The Covenant Fulfilled

This entire passage is a celebration of God's unwavering faithfulness to His covenant promise. But we read this psalm on this side of the cross, and so we see its fulfillment with even greater clarity. The covenant with Abraham was always pointing to one man: the Lord Jesus Christ. He is the true seed of Abraham (Galatians 3:16).

Jesus is the ultimate sojourner, who left His heavenly home and wandered in a land that was His own, but that did not receive Him. He was, in the eyes of the world, "of little account," a carpenter's son from a backwater town. He was oppressed by men and reproved by kings like Herod and Pilate. They did more than touch Him; they crucified Him. But in this, the ultimate act of evil, God was working His ultimate good. God permitted them to do their worst so that He could accomplish His best.

Because Jesus is the true anointed one, the great prophet, and the perfect King, all the promises of the covenant find their "Yes" and "Amen" in Him (2 Corinthians 1:20). The inheritance of the land of Canaan has become the inheritance of the new heavens and the new earth. The promise to a "few men in number" has become a promise to a great multitude that no man can number, from every nation, tribe, people, and tongue (Revelation 7:9). God's protective warning, "Do not touch My anointed ones," is now backed by the resurrection power of Christ.

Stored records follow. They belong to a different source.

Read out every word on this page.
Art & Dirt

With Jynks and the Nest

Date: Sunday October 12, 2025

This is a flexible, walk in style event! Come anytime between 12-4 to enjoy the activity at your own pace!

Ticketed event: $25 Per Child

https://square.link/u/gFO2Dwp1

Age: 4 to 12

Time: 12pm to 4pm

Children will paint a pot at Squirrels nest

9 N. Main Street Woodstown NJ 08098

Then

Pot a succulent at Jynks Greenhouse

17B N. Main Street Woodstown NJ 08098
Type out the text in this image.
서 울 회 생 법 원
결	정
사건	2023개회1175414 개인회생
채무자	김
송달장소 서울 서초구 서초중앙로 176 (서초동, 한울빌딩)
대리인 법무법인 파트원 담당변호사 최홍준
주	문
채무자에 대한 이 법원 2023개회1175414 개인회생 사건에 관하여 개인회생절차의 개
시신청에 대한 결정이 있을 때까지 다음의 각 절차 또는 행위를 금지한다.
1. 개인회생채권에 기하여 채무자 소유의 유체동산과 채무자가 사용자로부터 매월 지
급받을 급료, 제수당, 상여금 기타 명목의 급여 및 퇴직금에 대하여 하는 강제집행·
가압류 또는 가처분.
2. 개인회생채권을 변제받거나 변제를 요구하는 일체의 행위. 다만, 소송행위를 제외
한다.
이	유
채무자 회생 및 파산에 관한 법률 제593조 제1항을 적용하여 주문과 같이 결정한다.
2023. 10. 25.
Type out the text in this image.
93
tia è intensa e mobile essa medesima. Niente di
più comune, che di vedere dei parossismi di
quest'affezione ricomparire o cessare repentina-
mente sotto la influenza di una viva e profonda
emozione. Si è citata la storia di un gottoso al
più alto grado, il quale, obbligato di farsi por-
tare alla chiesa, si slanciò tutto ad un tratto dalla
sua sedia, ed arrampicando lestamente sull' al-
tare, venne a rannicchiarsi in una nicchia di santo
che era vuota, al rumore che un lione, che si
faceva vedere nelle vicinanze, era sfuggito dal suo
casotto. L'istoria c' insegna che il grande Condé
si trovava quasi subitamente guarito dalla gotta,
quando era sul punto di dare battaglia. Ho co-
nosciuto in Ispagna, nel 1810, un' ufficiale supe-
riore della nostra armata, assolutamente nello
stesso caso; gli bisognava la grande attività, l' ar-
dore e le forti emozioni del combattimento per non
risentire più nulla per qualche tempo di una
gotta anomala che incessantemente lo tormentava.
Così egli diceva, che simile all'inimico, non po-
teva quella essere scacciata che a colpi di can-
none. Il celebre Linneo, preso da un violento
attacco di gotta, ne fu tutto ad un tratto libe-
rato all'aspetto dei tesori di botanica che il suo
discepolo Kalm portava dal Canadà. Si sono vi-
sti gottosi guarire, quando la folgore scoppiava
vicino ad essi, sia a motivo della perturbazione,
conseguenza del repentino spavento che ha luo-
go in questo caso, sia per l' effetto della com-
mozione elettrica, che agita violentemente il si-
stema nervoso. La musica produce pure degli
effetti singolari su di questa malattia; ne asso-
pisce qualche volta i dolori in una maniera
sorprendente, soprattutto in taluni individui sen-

He is building His church, and the gates of Hell will not prevail against it.

Therefore, we are to read this history and take heart. The God who remembered His promise to Abraham, Isaac, and Jacob is our God. The Word that was good for a thousand generations is the same Word that sustains us today. He is faithful. His plan cannot be derailed by powerful kings or by our own pathetic weakness. Our task is simply to believe His promise, just as Abraham did, and to walk in the world as confident sojourners, knowing that the God who owns the earth has given it as an inheritance to His Son, and we are co-heirs with Him.